I remember when I first read A Drink Before the War and fell in love with the way Dennis Lehane captured the gritty streets of Boston and the gritty lives of Patrick Kenzie and Angela Gennaro. However, as the years went by and Lehane started to leave these characters behind to pursue other stories, I became more sporadic in my reading of him. I read Mystic River and Shutter Island but I had missed two other books that deal with the Coughlin family when I picked up World Gone By.
Luckily, though this book has connections to The Given Day and Live By Night, not having read these books didn’t dampen my engagement in this one. It’s another gritty tale but the setting is Tampa not Boston. It’s 1943 and Joe Coughlin, a former mob boss turned “consigliere” to the Bartola Crime family, is doing well for himself and for the mobsters he advises. World War II, like most wars, is good for business and the mob has their hand in everything. A well-respected figure, Joe walks the line between legitimate businessman and criminal and one of the many things he’s good at is making money. However, he is also a devoted single father to his young son, Tomas. However, Joe’s golden life begins to crumble around the edges after he hears a rumor that someone has put a contract out on him. In his search to discover who and why, Joe must confront his past—a past with a huge body count and many acts of violence.

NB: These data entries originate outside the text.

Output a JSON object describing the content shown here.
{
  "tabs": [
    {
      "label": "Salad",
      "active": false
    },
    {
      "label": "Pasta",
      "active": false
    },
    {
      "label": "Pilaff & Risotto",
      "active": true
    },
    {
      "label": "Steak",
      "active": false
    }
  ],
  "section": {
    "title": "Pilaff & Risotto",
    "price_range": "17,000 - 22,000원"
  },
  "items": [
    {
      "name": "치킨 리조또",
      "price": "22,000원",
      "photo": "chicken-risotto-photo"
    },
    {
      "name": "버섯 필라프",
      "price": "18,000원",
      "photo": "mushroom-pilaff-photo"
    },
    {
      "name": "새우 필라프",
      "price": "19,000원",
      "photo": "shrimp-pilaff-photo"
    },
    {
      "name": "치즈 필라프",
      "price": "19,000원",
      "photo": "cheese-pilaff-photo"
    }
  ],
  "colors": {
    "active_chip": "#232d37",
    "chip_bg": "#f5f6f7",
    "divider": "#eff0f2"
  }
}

Maybe it’s because I read a really awful book right before this one, but I was struck by not only how well plotted this novel was but how beautifully Lehane writes. There is violence here but that violence comes at a cost for everyone. Yes, this is a story of gangsters battling for power but Lehane recreates the era with fine detail even as he has Joe Coughlin and others haunted, literally, by ghosts from the past.